At 55-years-old, Terry Jo Bichell is a couple of months away from earning a PHD in neuroscience. She says it puts her one step closer to achieving a goal she set out for herself 16 years ago - to cure her son Louis from a debilitating genetic disorder.

A mother of five, Terry Jo had spent her life dedicated to helping woman and children, first as a documentary film maker in Africa and then as a nurse and midwife.

"When I had my fifth kid and he turned out to be diagnosed with Angelman Syndrome I stopped caring about other woman children and other woman's problems and that is really true.

Terry Jo shifted her entire focus to Louis.

Angelman Syndrome, or AS, is a neuro-genetic disorder characterized by intellectual and developmental disabilities.

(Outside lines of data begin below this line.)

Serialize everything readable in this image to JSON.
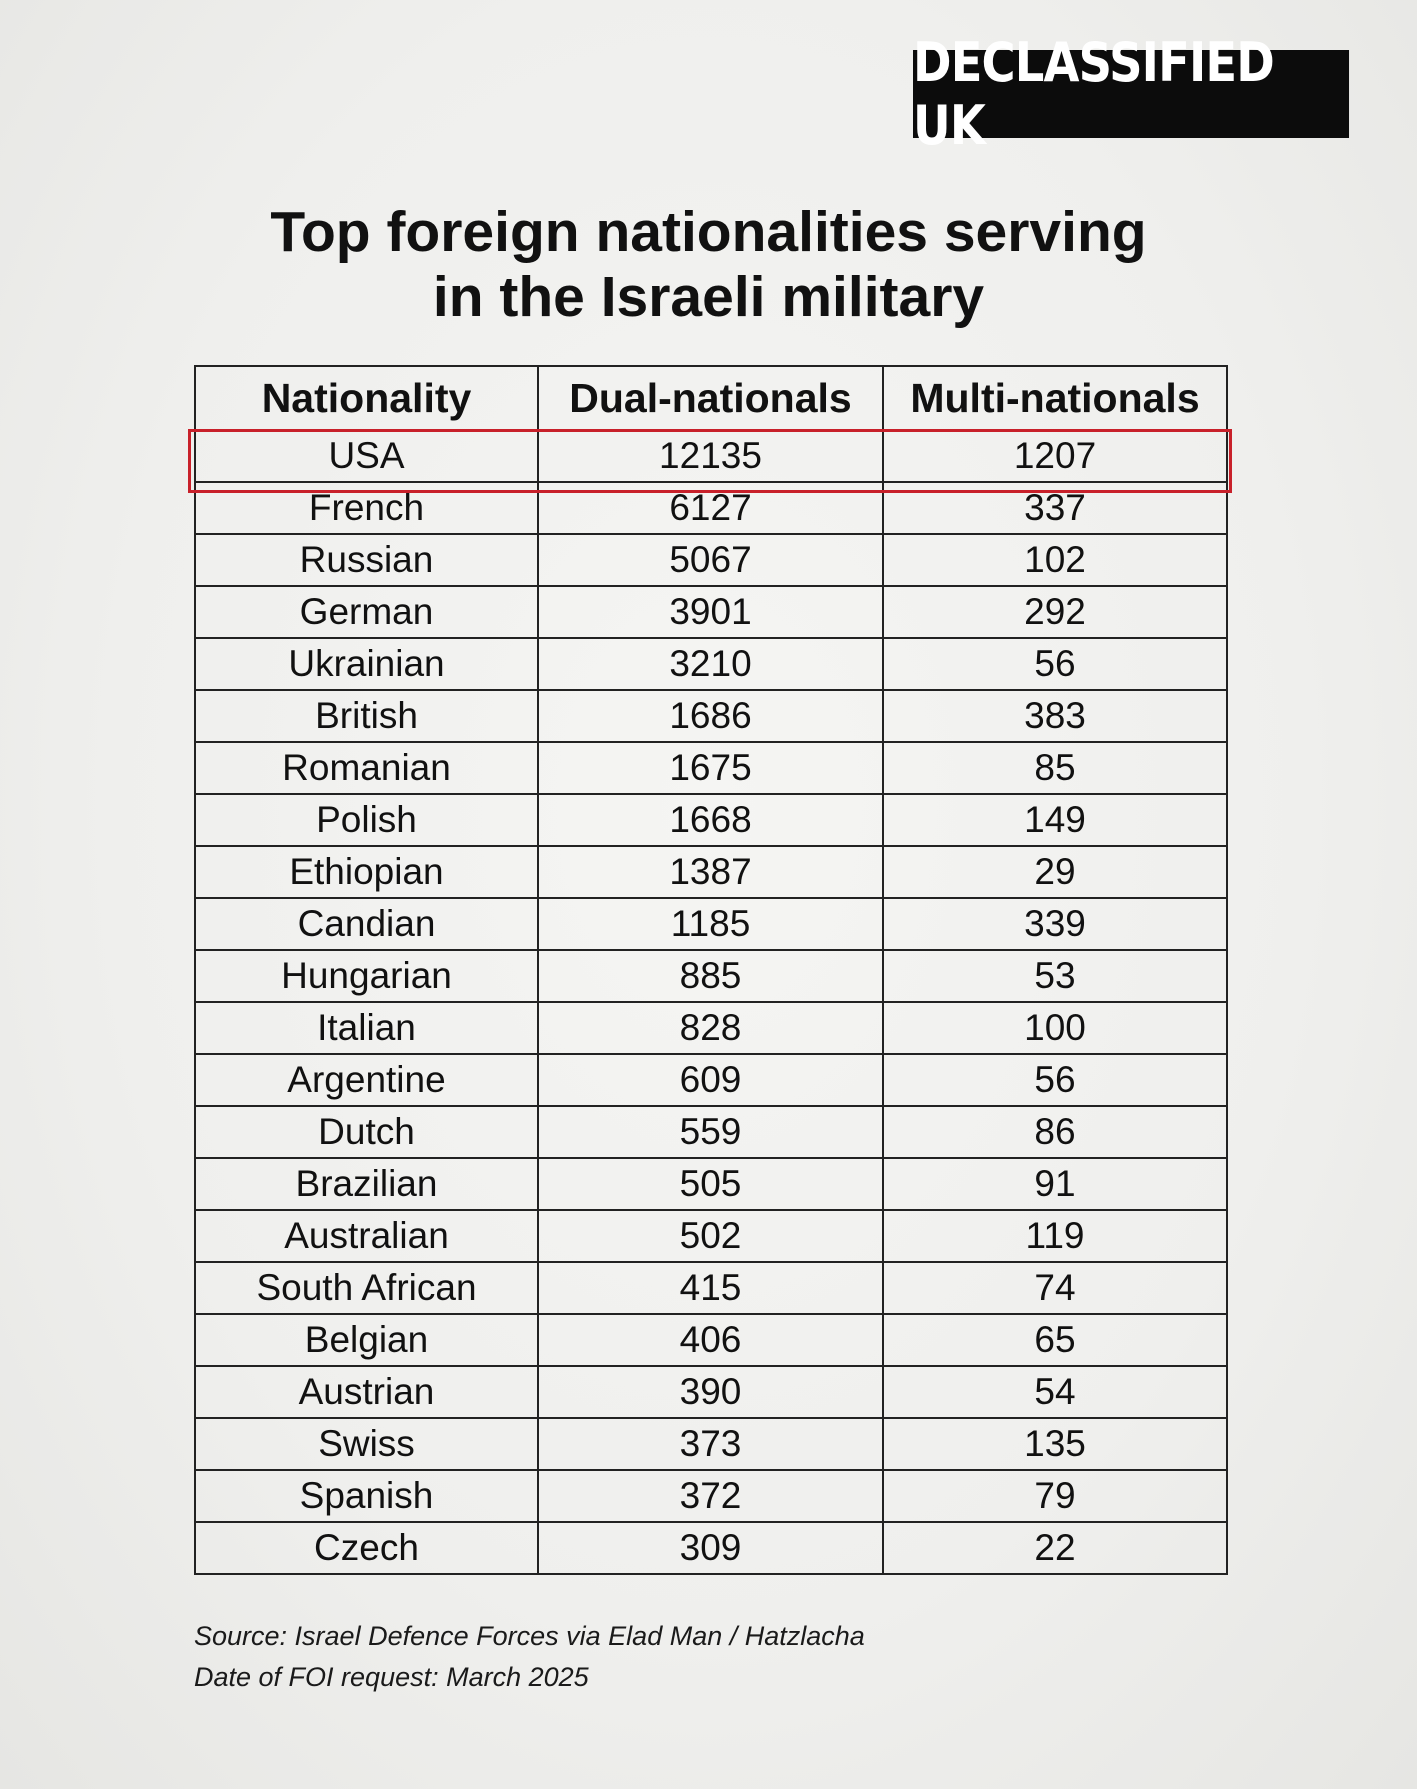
{
  "brand": {
    "logo_text": "DECLASSIFIED UK"
  },
  "chart_data": {
    "type": "table",
    "title_lines": [
      "Top foreign nationalities serving",
      "in the Israeli military"
    ],
    "columns": [
      "Nationality",
      "Dual-nationals",
      "Multi-nationals"
    ],
    "rows": [
      [
        "USA",
        12135,
        1207
      ],
      [
        "French",
        6127,
        337
      ],
      [
        "Russian",
        5067,
        102
      ],
      [
        "German",
        3901,
        292
      ],
      [
        "Ukrainian",
        3210,
        56
      ],
      [
        "British",
        1686,
        383
      ],
      [
        "Romanian",
        1675,
        85
      ],
      [
        "Polish",
        1668,
        149
      ],
      [
        "Ethiopian",
        1387,
        29
      ],
      [
        "Candian",
        1185,
        339
      ],
      [
        "Hungarian",
        885,
        53
      ],
      [
        "Italian",
        828,
        100
      ],
      [
        "Argentine",
        609,
        56
      ],
      [
        "Dutch",
        559,
        86
      ],
      [
        "Brazilian",
        505,
        91
      ],
      [
        "Australian",
        502,
        119
      ],
      [
        "South African",
        415,
        74
      ],
      [
        "Belgian",
        406,
        65
      ],
      [
        "Austrian",
        390,
        54
      ],
      [
        "Swiss",
        373,
        135
      ],
      [
        "Spanish",
        372,
        79
      ],
      [
        "Czech",
        309,
        22
      ]
    ],
    "highlighted_row": "USA",
    "highlight_color": "#c8202a"
  },
  "footer": {
    "source": "Source: Israel Defence Forces via Elad Man / Hatzlacha",
    "date": "Date of FOI request: March 2025"
  }
}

It occurs when the maternal gene, UBE3A, is either missing or damaged. That gene regulates the concentration of a protein important to development in the brain.

For more than a decade, Terry Jo sought out researchers and helped fund experiments and clinical trials in the hopes of finding treatments for AS. Over time, she came to the realization that in order to really make a difference in the world of doctors and scientists, she needed to become one herself.

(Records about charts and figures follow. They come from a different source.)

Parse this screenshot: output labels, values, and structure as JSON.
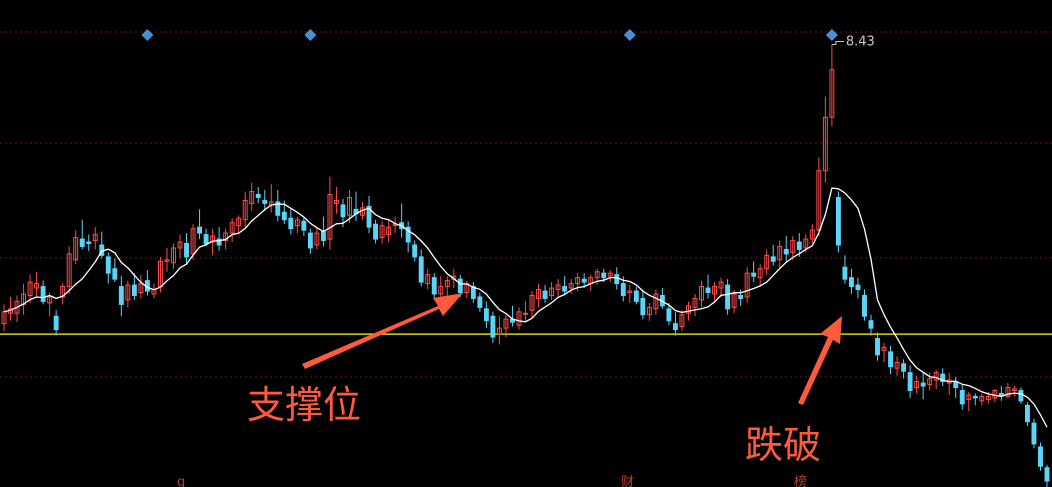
{
  "chart_data": {
    "type": "candlestick",
    "title": "",
    "xlabel": "",
    "ylabel": "",
    "ylim": [
      5.45,
      8.73
    ],
    "grid": true,
    "colors": {
      "up": "#ff4a4a",
      "down": "#5bd5f7",
      "ma": "#ffffff",
      "support": "#d8d800",
      "annotation": "#ff5a3c",
      "marker": "#4a90d9"
    },
    "peak_label": "8.43",
    "support_level": 6.48,
    "annotations": {
      "support": "支撑位",
      "breakdown": "跌破"
    },
    "event_labels": [
      "g",
      "财",
      "榜"
    ],
    "markers_count": 4,
    "candles": [
      [
        6.55,
        6.68,
        6.5,
        6.63
      ],
      [
        6.62,
        6.73,
        6.57,
        6.65
      ],
      [
        6.62,
        6.74,
        6.56,
        6.7
      ],
      [
        6.68,
        6.82,
        6.61,
        6.75
      ],
      [
        6.74,
        6.88,
        6.69,
        6.83
      ],
      [
        6.79,
        6.9,
        6.73,
        6.82
      ],
      [
        6.8,
        6.84,
        6.68,
        6.7
      ],
      [
        6.69,
        6.76,
        6.6,
        6.73
      ],
      [
        6.6,
        6.64,
        6.47,
        6.51
      ],
      [
        6.73,
        6.82,
        6.68,
        6.8
      ],
      [
        6.8,
        7.07,
        6.75,
        7.02
      ],
      [
        6.98,
        7.18,
        6.95,
        7.13
      ],
      [
        7.12,
        7.25,
        7.05,
        7.07
      ],
      [
        7.1,
        7.15,
        7.04,
        7.09
      ],
      [
        7.11,
        7.2,
        7.05,
        7.15
      ],
      [
        7.08,
        7.17,
        6.99,
        7.01
      ],
      [
        7.0,
        7.03,
        6.82,
        6.89
      ],
      [
        6.92,
        6.99,
        6.83,
        6.85
      ],
      [
        6.8,
        6.87,
        6.6,
        6.68
      ],
      [
        6.71,
        6.84,
        6.66,
        6.81
      ],
      [
        6.81,
        6.89,
        6.71,
        6.74
      ],
      [
        6.76,
        6.88,
        6.72,
        6.82
      ],
      [
        6.84,
        6.91,
        6.74,
        6.77
      ],
      [
        6.75,
        6.82,
        6.72,
        6.78
      ],
      [
        6.8,
        7.0,
        6.76,
        6.97
      ],
      [
        6.97,
        7.06,
        6.9,
        6.98
      ],
      [
        6.96,
        7.09,
        6.92,
        7.06
      ],
      [
        7.06,
        7.15,
        6.99,
        7.1
      ],
      [
        7.09,
        7.16,
        6.95,
        7.0
      ],
      [
        7.02,
        7.22,
        6.98,
        7.19
      ],
      [
        7.2,
        7.32,
        7.12,
        7.16
      ],
      [
        7.15,
        7.19,
        7.07,
        7.09
      ],
      [
        7.1,
        7.19,
        7.01,
        7.14
      ],
      [
        7.12,
        7.2,
        7.04,
        7.08
      ],
      [
        7.11,
        7.19,
        7.05,
        7.16
      ],
      [
        7.16,
        7.26,
        7.1,
        7.23
      ],
      [
        7.21,
        7.28,
        7.15,
        7.26
      ],
      [
        7.25,
        7.44,
        7.2,
        7.38
      ],
      [
        7.36,
        7.5,
        7.31,
        7.44
      ],
      [
        7.42,
        7.47,
        7.36,
        7.4
      ],
      [
        7.38,
        7.45,
        7.31,
        7.36
      ],
      [
        7.35,
        7.49,
        7.3,
        7.37
      ],
      [
        7.37,
        7.45,
        7.24,
        7.28
      ],
      [
        7.3,
        7.38,
        7.22,
        7.25
      ],
      [
        7.26,
        7.32,
        7.15,
        7.19
      ],
      [
        7.21,
        7.27,
        7.16,
        7.25
      ],
      [
        7.24,
        7.27,
        7.14,
        7.18
      ],
      [
        7.16,
        7.19,
        7.02,
        7.06
      ],
      [
        7.08,
        7.2,
        7.05,
        7.16
      ],
      [
        7.17,
        7.27,
        7.07,
        7.11
      ],
      [
        7.12,
        7.54,
        7.05,
        7.42
      ],
      [
        7.36,
        7.47,
        7.29,
        7.38
      ],
      [
        7.35,
        7.39,
        7.2,
        7.27
      ],
      [
        7.28,
        7.45,
        7.23,
        7.4
      ],
      [
        7.32,
        7.44,
        7.24,
        7.29
      ],
      [
        7.28,
        7.37,
        7.25,
        7.33
      ],
      [
        7.34,
        7.41,
        7.16,
        7.2
      ],
      [
        7.22,
        7.25,
        7.09,
        7.12
      ],
      [
        7.13,
        7.24,
        7.09,
        7.21
      ],
      [
        7.15,
        7.25,
        7.1,
        7.2
      ],
      [
        7.21,
        7.27,
        7.16,
        7.22
      ],
      [
        7.23,
        7.36,
        7.13,
        7.19
      ],
      [
        7.2,
        7.24,
        7.03,
        7.1
      ],
      [
        7.08,
        7.11,
        6.97,
        7.0
      ],
      [
        7.0,
        7.05,
        6.8,
        6.83
      ],
      [
        6.82,
        6.92,
        6.78,
        6.88
      ],
      [
        6.86,
        6.89,
        6.72,
        6.75
      ],
      [
        6.75,
        6.87,
        6.71,
        6.8
      ],
      [
        6.8,
        6.87,
        6.72,
        6.84
      ],
      [
        6.85,
        6.92,
        6.79,
        6.87
      ],
      [
        6.85,
        6.88,
        6.73,
        6.76
      ],
      [
        6.76,
        6.84,
        6.72,
        6.82
      ],
      [
        6.8,
        6.83,
        6.69,
        6.72
      ],
      [
        6.73,
        6.76,
        6.63,
        6.66
      ],
      [
        6.65,
        6.7,
        6.52,
        6.57
      ],
      [
        6.6,
        6.63,
        6.42,
        6.46
      ],
      [
        6.48,
        6.6,
        6.41,
        6.52
      ],
      [
        6.52,
        6.61,
        6.46,
        6.58
      ],
      [
        6.58,
        6.67,
        6.53,
        6.56
      ],
      [
        6.54,
        6.66,
        6.51,
        6.63
      ],
      [
        6.62,
        6.7,
        6.57,
        6.62
      ],
      [
        6.64,
        6.77,
        6.59,
        6.74
      ],
      [
        6.72,
        6.82,
        6.66,
        6.78
      ],
      [
        6.77,
        6.81,
        6.69,
        6.72
      ],
      [
        6.74,
        6.83,
        6.71,
        6.79
      ],
      [
        6.78,
        6.85,
        6.72,
        6.81
      ],
      [
        6.8,
        6.87,
        6.74,
        6.77
      ],
      [
        6.79,
        6.85,
        6.75,
        6.82
      ],
      [
        6.82,
        6.89,
        6.77,
        6.86
      ],
      [
        6.85,
        6.89,
        6.79,
        6.83
      ],
      [
        6.82,
        6.88,
        6.77,
        6.86
      ],
      [
        6.86,
        6.92,
        6.81,
        6.9
      ],
      [
        6.89,
        6.92,
        6.83,
        6.86
      ],
      [
        6.87,
        6.91,
        6.83,
        6.89
      ],
      [
        6.88,
        6.93,
        6.78,
        6.82
      ],
      [
        6.82,
        6.87,
        6.7,
        6.74
      ],
      [
        6.76,
        6.81,
        6.69,
        6.77
      ],
      [
        6.77,
        6.8,
        6.68,
        6.7
      ],
      [
        6.72,
        6.78,
        6.58,
        6.61
      ],
      [
        6.61,
        6.69,
        6.57,
        6.66
      ],
      [
        6.65,
        6.78,
        6.61,
        6.75
      ],
      [
        6.74,
        6.79,
        6.65,
        6.67
      ],
      [
        6.65,
        6.69,
        6.54,
        6.57
      ],
      [
        6.55,
        6.63,
        6.47,
        6.51
      ],
      [
        6.53,
        6.64,
        6.5,
        6.61
      ],
      [
        6.62,
        6.7,
        6.57,
        6.67
      ],
      [
        6.66,
        6.75,
        6.6,
        6.72
      ],
      [
        6.71,
        6.84,
        6.66,
        6.8
      ],
      [
        6.79,
        6.88,
        6.72,
        6.76
      ],
      [
        6.75,
        6.83,
        6.69,
        6.8
      ],
      [
        6.79,
        6.86,
        6.73,
        6.83
      ],
      [
        6.81,
        6.85,
        6.61,
        6.65
      ],
      [
        6.66,
        6.78,
        6.62,
        6.75
      ],
      [
        6.74,
        6.78,
        6.67,
        6.72
      ],
      [
        6.73,
        6.93,
        6.69,
        6.89
      ],
      [
        6.89,
        6.97,
        6.83,
        6.87
      ],
      [
        6.86,
        6.95,
        6.8,
        6.92
      ],
      [
        6.92,
        7.05,
        6.88,
        7.01
      ],
      [
        7.0,
        7.08,
        6.94,
        6.97
      ],
      [
        6.98,
        7.11,
        6.93,
        7.07
      ],
      [
        7.05,
        7.14,
        6.97,
        7.02
      ],
      [
        7.03,
        7.14,
        6.98,
        7.11
      ],
      [
        7.1,
        7.16,
        7.0,
        7.05
      ],
      [
        7.06,
        7.15,
        7.03,
        7.12
      ],
      [
        7.12,
        7.22,
        7.09,
        7.18
      ],
      [
        7.18,
        7.67,
        7.14,
        7.58
      ],
      [
        7.58,
        8.08,
        7.5,
        7.94
      ],
      [
        7.94,
        8.43,
        7.88,
        8.26
      ],
      [
        7.4,
        7.44,
        7.03,
        7.08
      ],
      [
        6.93,
        7.01,
        6.82,
        6.85
      ],
      [
        6.86,
        6.92,
        6.75,
        6.8
      ],
      [
        6.81,
        6.86,
        6.72,
        6.78
      ],
      [
        6.74,
        6.78,
        6.57,
        6.6
      ],
      [
        6.57,
        6.61,
        6.47,
        6.52
      ],
      [
        6.45,
        6.49,
        6.3,
        6.34
      ],
      [
        6.37,
        6.42,
        6.29,
        6.39
      ],
      [
        6.36,
        6.4,
        6.21,
        6.26
      ],
      [
        6.25,
        6.33,
        6.2,
        6.29
      ],
      [
        6.28,
        6.31,
        6.18,
        6.23
      ],
      [
        6.22,
        6.27,
        6.05,
        6.1
      ],
      [
        6.12,
        6.2,
        6.08,
        6.16
      ],
      [
        6.15,
        6.22,
        6.04,
        6.13
      ],
      [
        6.14,
        6.22,
        6.1,
        6.18
      ],
      [
        6.17,
        6.24,
        6.11,
        6.22
      ],
      [
        6.21,
        6.25,
        6.13,
        6.16
      ],
      [
        6.15,
        6.22,
        6.07,
        6.17
      ],
      [
        6.16,
        6.19,
        6.05,
        6.12
      ],
      [
        6.1,
        6.14,
        5.97,
        6.01
      ],
      [
        6.04,
        6.09,
        5.96,
        6.07
      ],
      [
        6.06,
        6.08,
        6.0,
        6.05
      ],
      [
        6.03,
        6.08,
        6.0,
        6.06
      ],
      [
        6.04,
        6.09,
        6.01,
        6.06
      ],
      [
        6.05,
        6.11,
        6.02,
        6.1
      ],
      [
        6.08,
        6.13,
        6.03,
        6.07
      ],
      [
        6.06,
        6.15,
        6.05,
        6.12
      ],
      [
        6.1,
        6.13,
        6.06,
        6.11
      ],
      [
        6.1,
        6.12,
        6.01,
        6.03
      ],
      [
        6.0,
        6.02,
        5.86,
        5.89
      ],
      [
        5.88,
        5.91,
        5.71,
        5.74
      ],
      [
        5.72,
        5.75,
        5.56,
        5.59
      ],
      [
        5.58,
        5.6,
        5.45,
        5.49
      ]
    ]
  }
}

During that time, research toward experimental treatments for AS progressed, revolving around ways to activate the paternal copy of UBE3A in the brain. The experiments proved promising in mouse models. The problem is that even if a drug is successful in activating the paternal gene, the researchers had no viable way to gauge if it is actually working as changes could take months or years to manifest. They needed a litmus test of sorts.

Terry Jo found one.

As part of her studies, she started working with Carl Johnson, a professor of biological sciences at Vanderbilt University. They discovered a link between AS and circadian rhythms with mice models showing that the disorder effects the biological clock.

"Our piece of the puzzle could be to use this biological clock phenomenon to see if the therapeutic treatment changes the biological clock which would suggest that, yes, that treatment is really working."

Terry Jo feels her life has gone full circle, back to the days of helping others.

"So all of this has been a push to cure my kid and then in the end, I am going to cure other woman's kids and you know what? And that is so great. I met this baby just a couple of months ago. I was looking at that baby and I was thinking, we are going to cure that baby, we are going to cure that baby."

Terry Jo says she will not rest until that day comes.